07 March, 2009

and I need your love the most when I least deserve it

So many in my life promise impossibility. They know it, I know it, but I accept it every time. And it slices deeper every time it happens--"I hope I never let you down" from one; "I will always love you" from another; "I will never leave you" from a third. On and on it goes, ringing through changes and variations, where the core of the offering is always We cannot be parted.

And it's not just rejection and revolution, anger and deceit, regrets and lost causes; sometimes, the shock is in the severance. One day there, in my heart or in my arms; the next day gone by flood or lost to ammunition, keen and cutting, or overwhelmed by their own personal losses as they watch their life spiral crimson over bone.

And I admit, I have been waiting, breath perhaps only in secret held, for the words to be said: "You are my only love" or "I will always be there" or any similar variation.

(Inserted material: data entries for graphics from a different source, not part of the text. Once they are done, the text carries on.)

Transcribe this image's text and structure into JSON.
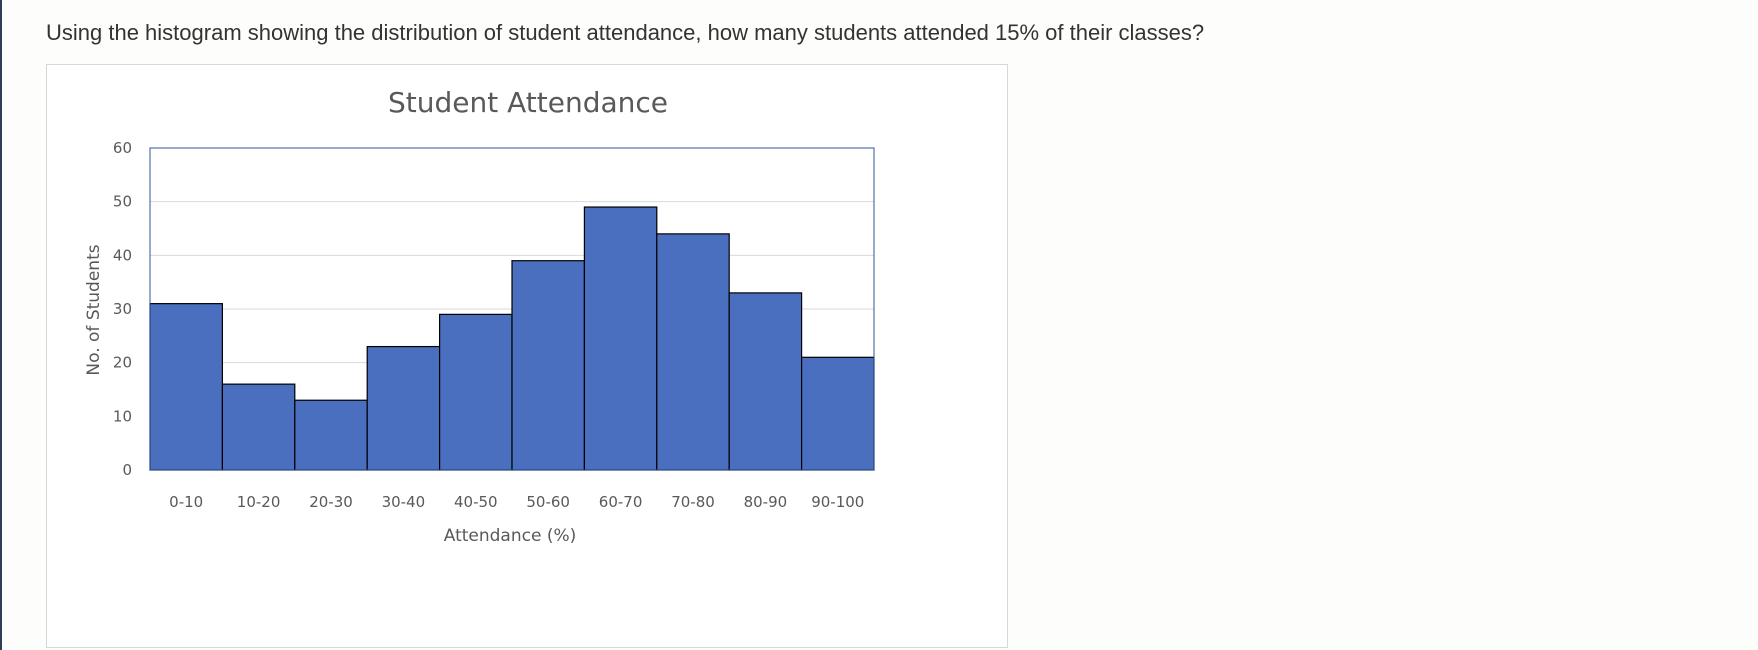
{
  "question": "Using the histogram showing the distribution of student attendance, how many students attended 15% of their classes?",
  "chart_data": {
    "type": "bar",
    "title": "Student Attendance",
    "xlabel": "Attendance (%)",
    "ylabel": "No. of Students",
    "categories": [
      "0-10",
      "10-20",
      "20-30",
      "30-40",
      "40-50",
      "50-60",
      "60-70",
      "70-80",
      "80-90",
      "90-100"
    ],
    "values": [
      31,
      16,
      13,
      23,
      29,
      39,
      49,
      44,
      33,
      21
    ],
    "ylim": [
      0,
      60
    ],
    "yticks": [
      0,
      10,
      20,
      30,
      40,
      50,
      60
    ],
    "grid": true,
    "legend": "none",
    "colors": {
      "bar": "#4a6fbf",
      "bar_edge": "#000000",
      "grid": "#d9d9d9",
      "plot_border": "#2f5597"
    }
  }
}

Tonight, the analyzing machine that comprises part of me turned in the initial report of many months of observation: that none of my current loves have ever said this. That most of them, when asked, admit the possibility of leavetaking. That there is acknowledgment that things happen, in a life, that circumstances change, that we could drift in differing directions...in short, that life may happen in our lives, and even parting must be provided for in its own time.

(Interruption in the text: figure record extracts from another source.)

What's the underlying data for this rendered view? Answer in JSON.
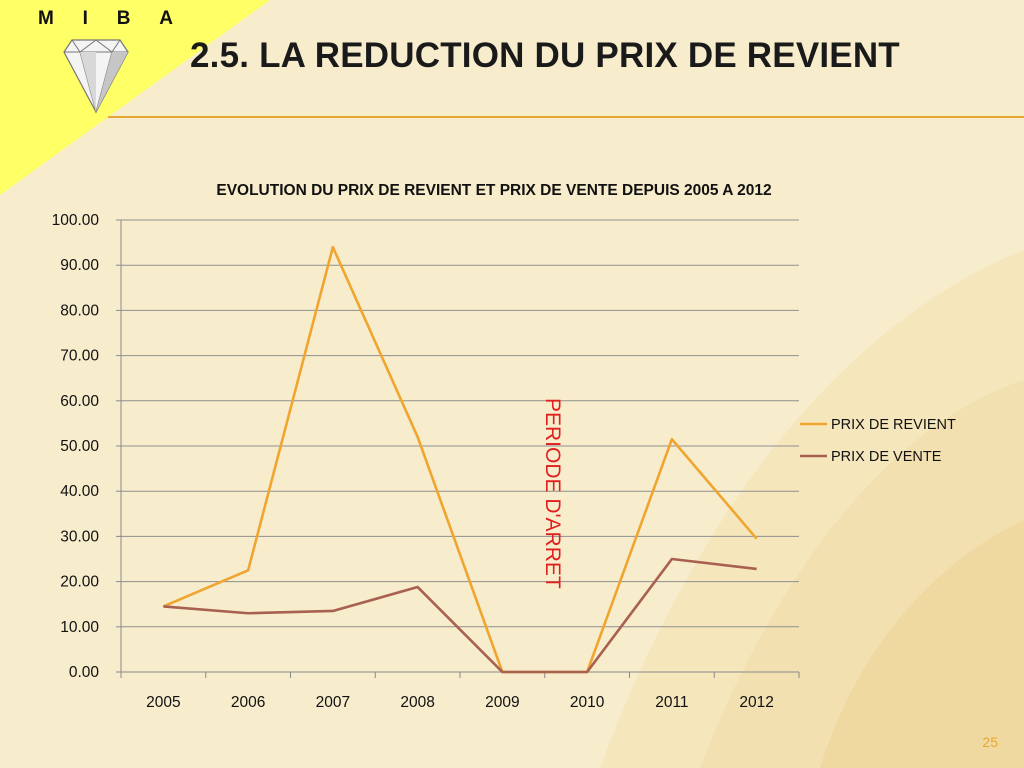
{
  "logo": {
    "letters": [
      "M",
      "I",
      "B",
      "A"
    ]
  },
  "slide": {
    "title": "2.5. LA REDUCTION DU PRIX DE REVIENT",
    "page_number": "25"
  },
  "annotation": {
    "text": "PERIODE D'ARRET",
    "color": "#e0201e"
  },
  "colors": {
    "accent": "#e8a732",
    "corner": "#ffff66",
    "series_1": "#f0a530",
    "series_2": "#a86050"
  },
  "chart_data": {
    "type": "line",
    "title": "EVOLUTION DU PRIX DE REVIENT ET PRIX DE VENTE DEPUIS 2005 A 2012",
    "categories": [
      "2005",
      "2006",
      "2007",
      "2008",
      "2009",
      "2010",
      "2011",
      "2012"
    ],
    "series": [
      {
        "name": "PRIX DE REVIENT",
        "values": [
          14.5,
          22.5,
          94.0,
          52.0,
          0.0,
          0.0,
          51.5,
          29.5
        ]
      },
      {
        "name": "PRIX DE VENTE",
        "values": [
          14.5,
          13.0,
          13.5,
          18.8,
          0.0,
          0.0,
          25.0,
          22.8
        ]
      }
    ],
    "ylim": [
      0,
      100
    ],
    "yticks": [
      "0.00",
      "10.00",
      "20.00",
      "30.00",
      "40.00",
      "50.00",
      "60.00",
      "70.00",
      "80.00",
      "90.00",
      "100.00"
    ],
    "grid": true,
    "legend": "right"
  }
}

The closest any have ever come to ringing through those particular changes? "I don't intend ever to give you up, if I can help it." Which admits to strong intention, but also subtly acknowledges (at least, to my thinking) that intention may not match action.

There is a curious purity, a moment of crystalline comprehension, when the wall of the glass heart is tapped just enough to shimmer the air with that piercing, ringing tone of understanding. I can accept this, I think to myself, deep in the shrouded shadowed places where I think. I can believe this. This much is true.

There may well be partings to come, of one or two or all, but that will be dealt with in time. The small somber sliver of spirit, soberly standing guard (hah) can relax, at last, and accept this with such grace as we know how to express. This, also is new ground; new and uneasy territory for me, for I am profoundly unused to standing and unsuspecting in any way.

But I will learn. This, also, I will learn: how to simply love, and know that love returned, and not fear dissolution.

A toast, then, to personal growth. And perhaps, just perhaps, a wee dram of the good stuph kept reserved for growing up. It has taken me far beyond far too long for this.

2 comments:

Alexandra Rucker said...

I like to think that's more a sign of maturity, to acknowledge that "shit happens" and life isn't perfect. I've seen too many absolutes and expectations of perfections ruin a lot of things.

Emilly Orr said...

Not only that, but I think I'm also tired of wallowing in angst. I will ever be a creature of diminished expectations, but that doesn't mean I have to give up all good things while I have them. I expect the worst, I get the worst--what if I start expecting better, expecting brighter?

Trust me, I'm not turning to the Pollyanna side of things, but it strikes me as an eminently sensible move to accept good things on their own terms.